The art event benefitted the Art of Elysium’s Fine Art Program. The summer collection -- also viewable online at Gallery for the People -- was displayed around the pool area at the Mr. C Yacht Club and featured over 20 paintings and drawings. The collection was filled with creative and inspired works that reflect the interlocked worlds of both cinema and art, and created by up-and-coming LA based artists.
“Creative expression and experimentation are the core DNA for every film-maker, actor and artist,” says gallery founder and film producer Eva Maria Daniels. “The work in our summer collection embodies those characteristics and presents them in a tangible format designed to engage collectors of both art and film.”
The online art gallery regularly debuts new artists, but the organization also holds private events and pop-up boutiques where guests get to see the works before they go up for sale on the website the next day.
Actresses Emma Roberts, Dakota Johnson, Erika Christensen, Gossip Girl director Joe Lazarove, were all checking out works from Davyd Whaley. Domingo Zapata, Jordi Mollá, Sage Vaughn, Vanessa Prager, inspired by Hollywood culture, from images of Marilyn Monroe to examinations of finding fame in Hollywood.
Weinstein posed for photos in front of one of the night's stand-out artists -- Antonio “Nino” Del Prete, an Italian artist, actor and producer based in LA, who showed his Art Doesn't Pay modern day satirical re-imaginings of famous classical paintings. In 2011, he had a show at the Chateau Marmont, which was attended by Johnny Depp, a big fan of his work.
Del Prete's work called ‘Holywood’ is inspired by an original tiny painting that hangs in a church in Austria. But instead of Madonna holding the dead body of Christ, his version depicts the far more modern fate of those who come to Hollywood to become stars.
"At the end of the road, they are left holding a Oscar, being pursued by the paparazzi, with an empty wine bottle beside them," explains Del Prete. Instead of the cruxifiction scene in the background, a helicopter circles the iconic (but purposely misspelled) Holywood sign.

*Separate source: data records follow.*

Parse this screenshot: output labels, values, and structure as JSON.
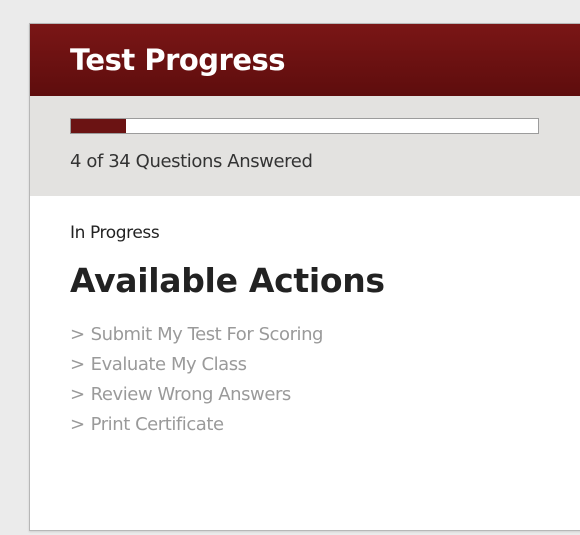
{
  "panel": {
    "title": "Test Progress",
    "accent_color": "#6b1313"
  },
  "progress": {
    "answered": 4,
    "total": 34,
    "fraction": 0.1176,
    "label": "4 of 34 Questions Answered"
  },
  "status": {
    "text": "In Progress"
  },
  "actions": {
    "heading": "Available Actions",
    "items": [
      {
        "marker": ">",
        "label": "Submit My Test For Scoring"
      },
      {
        "marker": ">",
        "label": "Evaluate My Class"
      },
      {
        "marker": ">",
        "label": "Review Wrong Answers"
      },
      {
        "marker": ">",
        "label": "Print Certificate"
      }
    ],
    "link_color": "#9a9a9a"
  }
}
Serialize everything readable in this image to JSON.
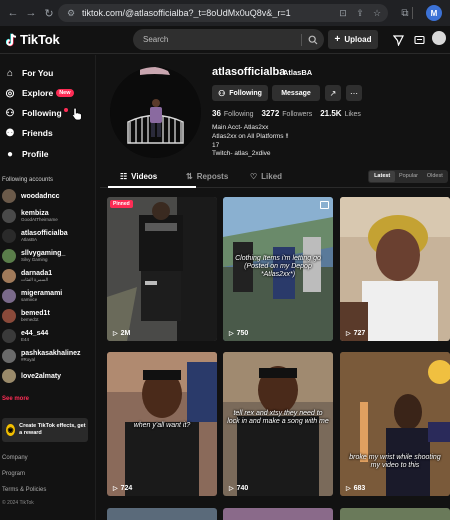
{
  "browser": {
    "url": "tiktok.com/@atlasofficialba?_t=8oUdMx0uQ8v&_r=1",
    "profile_initial": "M",
    "icons": [
      "back-icon",
      "forward-icon",
      "reload-icon",
      "tune-icon",
      "install-icon",
      "share-icon",
      "bookmark-star-icon",
      "extensions-icon"
    ]
  },
  "header": {
    "brand": "TikTok",
    "search_placeholder": "Search",
    "upload_label": "Upload"
  },
  "sidebar": {
    "nav": [
      {
        "label": "For You",
        "icon": "home-icon"
      },
      {
        "label": "Explore",
        "icon": "compass-icon",
        "badge": "New"
      },
      {
        "label": "Following",
        "icon": "following-icon"
      },
      {
        "label": "Friends",
        "icon": "friends-icon"
      },
      {
        "label": "Profile",
        "icon": "profile-icon"
      }
    ],
    "section_title": "Following accounts",
    "accounts": [
      {
        "name": "woodadncc",
        "sub": "",
        "color": "#6b5a4a"
      },
      {
        "name": "kembiza",
        "sub": "GoodAtTheirname",
        "color": "#4a4a4a"
      },
      {
        "name": "atlasofficialba",
        "sub": "AtlasBA",
        "color": "#2a2a2a"
      },
      {
        "name": "sllvygaming_",
        "sub": "Silvy Gaming",
        "color": "#5a7d4a"
      },
      {
        "name": "darnada1",
        "sub": "السمرة الفئات",
        "color": "#a07a5a"
      },
      {
        "name": "migeramami",
        "sub": "samiiice",
        "color": "#7a6a8a"
      },
      {
        "name": "bemed1t",
        "sub": "bemed1t",
        "color": "#8a4a3a"
      },
      {
        "name": "e44_s44",
        "sub": "E44",
        "color": "#3a3a3a"
      },
      {
        "name": "pashkasakhalinez",
        "sub": "#Royal",
        "color": "#6a6a6a"
      },
      {
        "name": "love2almaty",
        "sub": "",
        "color": "#9a8a6a"
      }
    ],
    "see_more": "See more",
    "effects_text": "Create TikTok effects, get a reward",
    "footer": {
      "company": "Company",
      "program": "Program",
      "terms": "Terms & Policies",
      "copyright": "© 2024 TikTok"
    }
  },
  "profile": {
    "username": "atlasofficialba",
    "nickname": "AtlasBA",
    "following_btn": "Following",
    "message_btn": "Message",
    "stats": {
      "following": "36",
      "following_label": "Following",
      "followers": "3272",
      "followers_label": "Followers",
      "likes": "21.5K",
      "likes_label": "Likes"
    },
    "bio": [
      "Main Acct- Atlas2xx",
      "Atlas2xx on All Platforms ‼",
      "17",
      "Twitch- atlas_2xdive"
    ]
  },
  "tabs": {
    "videos": "Videos",
    "reposts": "Reposts",
    "liked": "Liked"
  },
  "sort": {
    "latest": "Latest",
    "popular": "Popular",
    "oldest": "Oldest"
  },
  "videos": [
    {
      "views": "2M",
      "pinned": "Pinned",
      "caption": ""
    },
    {
      "views": "750",
      "caption": "Clothing Items i'm letting go (Posted on my Depop *Atlas2xx*)"
    },
    {
      "views": "727",
      "caption": ""
    },
    {
      "views": "724",
      "caption": "when y'all want it?"
    },
    {
      "views": "740",
      "caption": "tell rex and xtsy they need to lock in and make a song with me"
    },
    {
      "views": "683",
      "caption": "broke my wrist while shooting my video to this"
    }
  ]
}
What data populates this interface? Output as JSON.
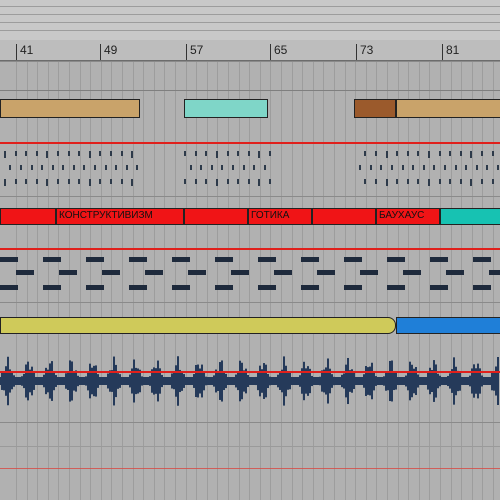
{
  "ruler": {
    "markers": [
      "41",
      "49",
      "57",
      "65",
      "73",
      "81"
    ]
  },
  "tracks": {
    "track1": {
      "clips": [
        {
          "color": "#c9a36a",
          "label": ""
        },
        {
          "color": "#7fd6c8",
          "label": ""
        },
        {
          "color": "#9b5a2c",
          "label": ""
        },
        {
          "color": "#c9a36a",
          "label": ""
        }
      ]
    },
    "track2": {
      "name": "midi-pattern"
    },
    "track3": {
      "clips": [
        {
          "color": "#f01416",
          "label": ""
        },
        {
          "color": "#f01416",
          "label": "КОНСТРУКТИВИЗМ"
        },
        {
          "color": "#f01416",
          "label": ""
        },
        {
          "color": "#f01416",
          "label": "ГОТИКА"
        },
        {
          "color": "#f01416",
          "label": ""
        },
        {
          "color": "#f01416",
          "label": "БАУХАУС"
        },
        {
          "color": "#17c2b2",
          "label": ""
        }
      ]
    },
    "track4": {
      "name": "dash-pattern"
    },
    "track5": {
      "clips": [
        {
          "color": "#cfca5a",
          "label": ""
        },
        {
          "color": "#1f7fd8",
          "label": ""
        }
      ]
    },
    "track6": {
      "name": "audio-waveform"
    }
  },
  "colors": {
    "accent_red": "#e0201c",
    "background": "#a7a7a7"
  }
}
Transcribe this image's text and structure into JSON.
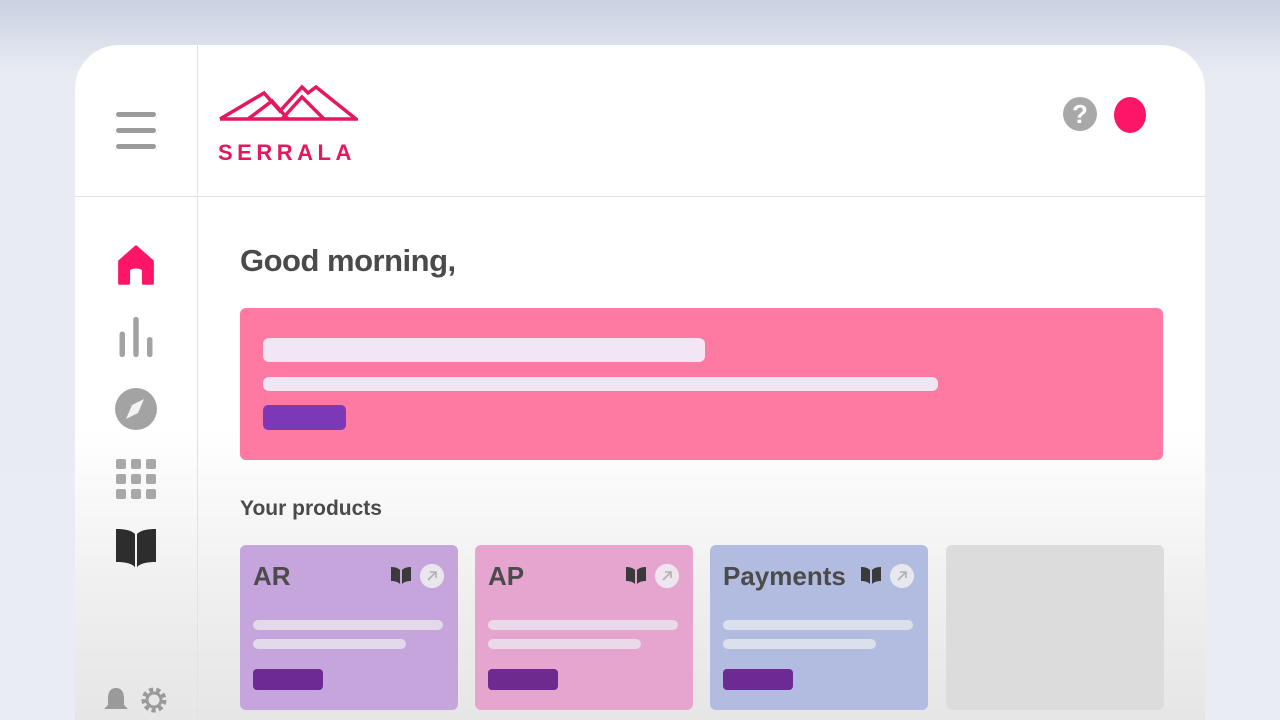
{
  "brand": {
    "name": "SERRALA",
    "color": "#e5175f"
  },
  "header": {
    "help_label": "?"
  },
  "sidebar": {
    "items": [
      {
        "icon": "home-icon",
        "active": true
      },
      {
        "icon": "bar-chart-icon",
        "active": false
      },
      {
        "icon": "compass-icon",
        "active": false
      },
      {
        "icon": "apps-grid-icon",
        "active": false
      },
      {
        "icon": "book-icon",
        "active": false
      }
    ],
    "bottom": [
      {
        "icon": "bell-icon"
      },
      {
        "icon": "gear-icon"
      }
    ]
  },
  "main": {
    "greeting": "Good morning,",
    "products_title": "Your products",
    "products": [
      {
        "name": "AR",
        "color": "#c7a7de"
      },
      {
        "name": "AP",
        "color": "#e7a8d0"
      },
      {
        "name": "Payments",
        "color": "#b2bde2"
      },
      {
        "name": "",
        "color": "#dcdcdc"
      }
    ]
  },
  "colors": {
    "accent": "#fd1667",
    "banner": "#ff7aa2",
    "cta": "#7d38b8"
  }
}
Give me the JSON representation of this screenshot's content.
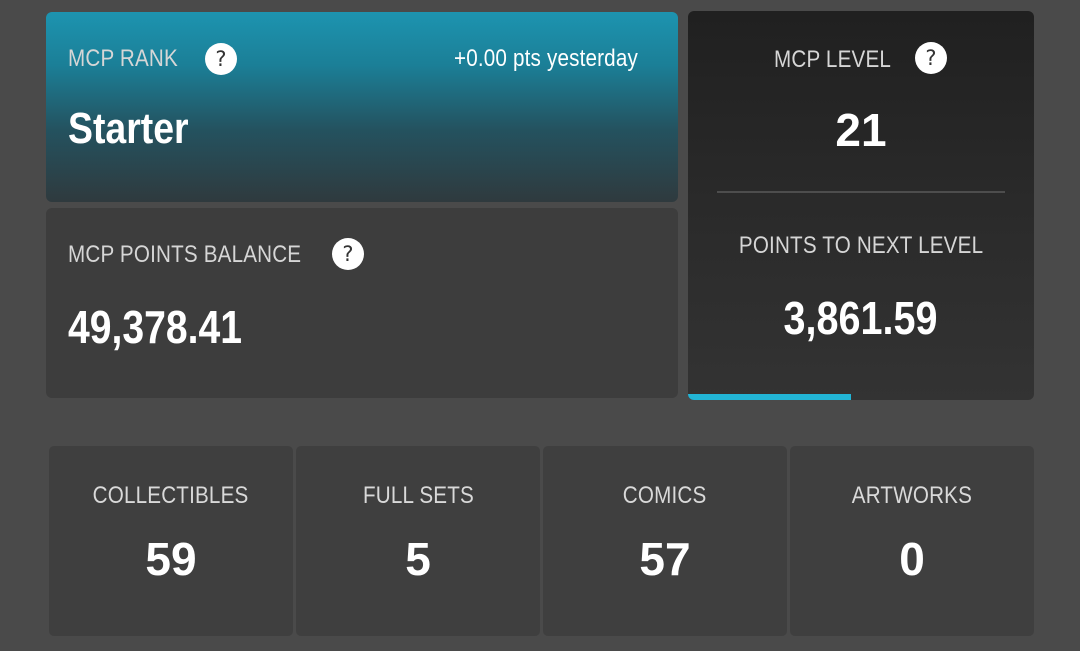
{
  "rank": {
    "label": "MCP RANK",
    "help_icon": "?",
    "change": "+0.00 pts yesterday",
    "value": "Starter"
  },
  "balance": {
    "label": "MCP POINTS BALANCE",
    "help_icon": "?",
    "value": "49,378.41"
  },
  "level": {
    "label": "MCP LEVEL",
    "help_icon": "?",
    "value": "21",
    "next_label": "POINTS TO NEXT LEVEL",
    "next_value": "3,861.59",
    "progress_fraction": 0.47,
    "progress_color": "#22b5d6"
  },
  "stats": [
    {
      "label": "COLLECTIBLES",
      "value": "59"
    },
    {
      "label": "FULL SETS",
      "value": "5"
    },
    {
      "label": "COMICS",
      "value": "57"
    },
    {
      "label": "ARTWORKS",
      "value": "0"
    }
  ],
  "colors": {
    "background": "#4a4a4a",
    "card": "#3d3d3d",
    "rank_gradient_top": "#1d94b0",
    "level_card": "#262626",
    "accent": "#22b5d6"
  }
}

His 'Madonna of the Oil' is a reimagining of a Carravagio painting, that is currently hanging in a church in Rome. But rather than asking for a miracle from the baby Jesus, his peasants pray to a Madonna holding a barrel of oil for the price of fuel to go down.
His modern statement on obese children is an adaptation of a painting from the Renaissance of a fat child holding an apple. "They were called “monsters” in that time because they were obese," Del Prete explains. By contrast, his children don't hold apples but Wendy’s and McDonald’s fast food. Same statement, different eras.
"My father was an art history professor so I grew up familiar with Renaissance painters," says Del Prete, who grew up in France and has been in the US for 13 years. “I like to take the classical works and add a touch of contemporary social commentary."